|
|
|
NIEUWSSELECTIE Internet Fraud Watch
|
Cyberfraude en de Dominion of Melchizedek
Virtueel maar heel ondeugend
Internet, e-mail, e-commerce, het zijn allemaal fantastische vondsten die de mensen met elkaar verbinden en laten communiceren op een manier die tot voor kort onvoorstelbaar was. Dat is goed nieuws voor nieuwsgierige consumenten en innovatieve producenten. Jammer genoeg blijkt het niet minder goed nieuws voor de informatietechnologisch onderlegde crimineel. Terwijl het aantal mensen dat on line gaat exponentieel groeit en steeds meer zaken van waarde - van kennis en data, tot geld en bedrijfsgeheimen - elektronisch worden opgeslagen, neemt de zogeheten cyberfraude in eenzelfde ijltempo toe.
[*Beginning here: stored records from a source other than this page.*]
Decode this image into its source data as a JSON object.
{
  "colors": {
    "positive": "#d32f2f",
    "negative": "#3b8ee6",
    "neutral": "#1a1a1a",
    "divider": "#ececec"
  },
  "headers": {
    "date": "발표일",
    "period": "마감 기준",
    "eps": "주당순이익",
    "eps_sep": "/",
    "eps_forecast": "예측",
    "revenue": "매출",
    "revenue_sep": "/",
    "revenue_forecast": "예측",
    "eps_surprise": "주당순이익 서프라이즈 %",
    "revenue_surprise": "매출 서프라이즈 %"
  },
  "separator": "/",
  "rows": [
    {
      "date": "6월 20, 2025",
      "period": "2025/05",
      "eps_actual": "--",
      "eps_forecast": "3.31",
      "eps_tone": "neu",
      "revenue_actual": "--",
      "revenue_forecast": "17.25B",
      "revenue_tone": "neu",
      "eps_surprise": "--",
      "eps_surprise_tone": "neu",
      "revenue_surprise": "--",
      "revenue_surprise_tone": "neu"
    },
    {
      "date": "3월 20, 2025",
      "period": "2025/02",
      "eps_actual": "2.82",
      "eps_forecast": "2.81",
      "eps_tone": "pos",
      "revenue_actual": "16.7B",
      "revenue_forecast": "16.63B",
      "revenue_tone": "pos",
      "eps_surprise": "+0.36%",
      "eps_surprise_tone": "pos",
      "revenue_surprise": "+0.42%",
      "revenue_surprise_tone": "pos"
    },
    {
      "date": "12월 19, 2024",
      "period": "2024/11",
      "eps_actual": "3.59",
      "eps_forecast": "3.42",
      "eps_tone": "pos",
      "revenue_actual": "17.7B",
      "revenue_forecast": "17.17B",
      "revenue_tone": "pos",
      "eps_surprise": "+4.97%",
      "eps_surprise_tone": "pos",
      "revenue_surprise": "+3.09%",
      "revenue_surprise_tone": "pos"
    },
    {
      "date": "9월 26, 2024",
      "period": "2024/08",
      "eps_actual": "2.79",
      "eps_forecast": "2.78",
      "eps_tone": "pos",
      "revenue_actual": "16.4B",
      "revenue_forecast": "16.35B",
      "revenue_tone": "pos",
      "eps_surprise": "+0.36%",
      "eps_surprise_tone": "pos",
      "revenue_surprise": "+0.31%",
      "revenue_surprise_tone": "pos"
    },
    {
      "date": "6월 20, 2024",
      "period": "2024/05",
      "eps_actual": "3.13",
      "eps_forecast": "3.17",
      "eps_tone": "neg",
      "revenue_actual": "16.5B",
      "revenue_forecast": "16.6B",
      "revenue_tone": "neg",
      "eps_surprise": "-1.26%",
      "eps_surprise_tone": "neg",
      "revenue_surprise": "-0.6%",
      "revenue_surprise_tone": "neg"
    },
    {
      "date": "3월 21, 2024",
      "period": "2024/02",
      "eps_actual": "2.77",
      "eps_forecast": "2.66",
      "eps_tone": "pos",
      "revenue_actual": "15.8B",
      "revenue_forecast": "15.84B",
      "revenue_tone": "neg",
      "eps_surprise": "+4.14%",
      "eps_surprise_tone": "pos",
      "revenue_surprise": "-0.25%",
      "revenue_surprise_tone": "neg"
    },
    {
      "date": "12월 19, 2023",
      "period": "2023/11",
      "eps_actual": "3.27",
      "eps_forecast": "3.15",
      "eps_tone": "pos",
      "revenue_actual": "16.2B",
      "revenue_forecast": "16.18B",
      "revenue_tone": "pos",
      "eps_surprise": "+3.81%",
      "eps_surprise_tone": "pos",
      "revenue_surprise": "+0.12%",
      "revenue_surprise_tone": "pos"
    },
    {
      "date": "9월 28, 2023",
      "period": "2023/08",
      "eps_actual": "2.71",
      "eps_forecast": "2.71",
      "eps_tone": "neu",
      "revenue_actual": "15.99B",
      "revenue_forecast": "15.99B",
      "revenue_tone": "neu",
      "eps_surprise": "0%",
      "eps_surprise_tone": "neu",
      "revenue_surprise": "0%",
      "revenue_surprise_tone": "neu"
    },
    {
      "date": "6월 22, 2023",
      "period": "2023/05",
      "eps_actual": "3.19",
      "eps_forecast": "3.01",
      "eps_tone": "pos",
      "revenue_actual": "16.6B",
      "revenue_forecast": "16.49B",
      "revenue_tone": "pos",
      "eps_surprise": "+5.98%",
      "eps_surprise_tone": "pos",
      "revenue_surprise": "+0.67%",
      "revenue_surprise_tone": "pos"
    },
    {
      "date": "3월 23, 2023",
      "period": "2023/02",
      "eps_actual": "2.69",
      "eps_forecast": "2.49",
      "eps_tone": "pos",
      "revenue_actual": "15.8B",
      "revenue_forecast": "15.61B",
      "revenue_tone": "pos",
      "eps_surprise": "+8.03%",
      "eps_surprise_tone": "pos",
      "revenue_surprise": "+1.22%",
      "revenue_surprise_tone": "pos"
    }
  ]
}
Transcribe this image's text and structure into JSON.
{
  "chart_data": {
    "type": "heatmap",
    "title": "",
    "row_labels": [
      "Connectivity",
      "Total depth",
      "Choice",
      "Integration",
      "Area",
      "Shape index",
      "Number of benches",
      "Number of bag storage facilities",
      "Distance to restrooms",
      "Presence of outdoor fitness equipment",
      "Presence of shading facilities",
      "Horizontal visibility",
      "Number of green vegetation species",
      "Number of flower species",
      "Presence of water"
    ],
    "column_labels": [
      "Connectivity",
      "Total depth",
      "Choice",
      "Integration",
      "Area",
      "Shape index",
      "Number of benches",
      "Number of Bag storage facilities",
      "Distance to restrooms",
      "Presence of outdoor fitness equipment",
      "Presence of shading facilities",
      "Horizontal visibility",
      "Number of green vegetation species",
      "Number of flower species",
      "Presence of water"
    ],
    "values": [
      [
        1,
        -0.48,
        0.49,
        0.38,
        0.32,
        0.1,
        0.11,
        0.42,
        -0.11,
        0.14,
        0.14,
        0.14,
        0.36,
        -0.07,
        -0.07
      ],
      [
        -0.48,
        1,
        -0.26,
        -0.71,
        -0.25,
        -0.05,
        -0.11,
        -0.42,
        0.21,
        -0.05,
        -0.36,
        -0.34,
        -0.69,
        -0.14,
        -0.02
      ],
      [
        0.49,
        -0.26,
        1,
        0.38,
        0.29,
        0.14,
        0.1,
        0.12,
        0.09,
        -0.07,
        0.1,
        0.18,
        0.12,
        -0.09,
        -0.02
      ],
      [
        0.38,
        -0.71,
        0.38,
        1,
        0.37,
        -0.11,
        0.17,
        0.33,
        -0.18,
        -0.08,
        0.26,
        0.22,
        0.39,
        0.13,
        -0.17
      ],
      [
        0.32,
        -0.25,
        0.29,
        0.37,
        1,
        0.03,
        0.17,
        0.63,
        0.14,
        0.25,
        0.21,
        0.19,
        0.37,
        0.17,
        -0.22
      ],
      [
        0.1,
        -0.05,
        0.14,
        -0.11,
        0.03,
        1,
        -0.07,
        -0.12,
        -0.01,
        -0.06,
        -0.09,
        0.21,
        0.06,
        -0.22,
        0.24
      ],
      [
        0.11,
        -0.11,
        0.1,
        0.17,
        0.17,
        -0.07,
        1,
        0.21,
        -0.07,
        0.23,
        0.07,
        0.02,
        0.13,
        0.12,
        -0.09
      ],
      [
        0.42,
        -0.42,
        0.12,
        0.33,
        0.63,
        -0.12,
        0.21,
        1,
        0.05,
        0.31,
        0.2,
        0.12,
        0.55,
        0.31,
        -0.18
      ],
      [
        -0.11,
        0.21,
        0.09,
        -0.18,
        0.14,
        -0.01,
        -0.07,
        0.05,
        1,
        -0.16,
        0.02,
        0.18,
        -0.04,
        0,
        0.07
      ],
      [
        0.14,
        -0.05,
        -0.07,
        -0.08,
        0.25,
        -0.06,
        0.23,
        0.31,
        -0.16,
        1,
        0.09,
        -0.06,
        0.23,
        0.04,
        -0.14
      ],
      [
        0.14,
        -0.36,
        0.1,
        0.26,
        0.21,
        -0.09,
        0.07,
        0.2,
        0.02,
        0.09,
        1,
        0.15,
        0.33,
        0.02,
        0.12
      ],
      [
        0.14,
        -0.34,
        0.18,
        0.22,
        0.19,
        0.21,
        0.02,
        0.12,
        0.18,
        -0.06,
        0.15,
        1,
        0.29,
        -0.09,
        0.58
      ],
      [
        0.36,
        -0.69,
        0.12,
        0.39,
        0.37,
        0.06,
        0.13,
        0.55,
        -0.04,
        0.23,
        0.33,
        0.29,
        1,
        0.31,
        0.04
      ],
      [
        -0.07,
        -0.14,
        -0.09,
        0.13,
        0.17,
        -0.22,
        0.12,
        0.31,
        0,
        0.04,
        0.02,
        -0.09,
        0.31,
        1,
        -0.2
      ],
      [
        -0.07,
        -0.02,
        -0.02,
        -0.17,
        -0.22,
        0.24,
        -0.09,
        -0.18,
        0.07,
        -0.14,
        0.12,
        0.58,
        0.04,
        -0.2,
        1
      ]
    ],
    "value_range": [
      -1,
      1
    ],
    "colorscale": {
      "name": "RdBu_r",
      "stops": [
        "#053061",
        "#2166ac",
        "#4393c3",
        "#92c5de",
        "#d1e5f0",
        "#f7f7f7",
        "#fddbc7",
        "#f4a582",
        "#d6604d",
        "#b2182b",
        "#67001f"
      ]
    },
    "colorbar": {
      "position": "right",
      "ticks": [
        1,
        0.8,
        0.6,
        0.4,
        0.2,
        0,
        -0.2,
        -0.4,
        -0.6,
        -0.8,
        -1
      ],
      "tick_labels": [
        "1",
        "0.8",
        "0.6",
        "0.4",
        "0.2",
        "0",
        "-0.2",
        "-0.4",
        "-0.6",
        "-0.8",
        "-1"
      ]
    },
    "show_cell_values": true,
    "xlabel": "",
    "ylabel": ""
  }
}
Dat werd glashelder tijdens de vierde 'International Financial Fraud Convention' die eind vorige maand werd gehouden in het chique Queen Elizabeth Conference Center in hartje Londen. Martin Grieves van het Britse 'Serious Fraud Office' liet er weten dat het aantal klachten over Internetfraude bij hem steeg van 1280 in 1997 tot 77.000 vorig jaar. Chef fraudeonderzoek van PriceWaterhouse, Bill Cleghorn, schatte de omvang van Internetfraude wereldwijd op vrijwel nihil in 1996 en op zo'n 33 miljard gulden dit jaar. "Het managen van de nieuwe dreigingen van cybercriminelen, of het nu gaat om handelaren in gestolen informatie en transnationale bendes, computerhackers of gefrustreerde stafleden binnen de onderneming, wordt snel complexer en moeilijker", verzekerde Cleghorn. Susan Grant van de Amerikaanse Internet Fraud Watch, vertelde op haar beurt dat het klagen over Internetfraude het afgelopen jaar met meer dan 600 procent uit de pan was gerezen. Volgens Visa werd er in 1998 in Europa via zijn credit cards voor 1528 miljard gulden verhandeld en betrof dat nog maar voor 1 procent e-commercie. Maar die ene procent was wel goed voor de helft van alle klachten.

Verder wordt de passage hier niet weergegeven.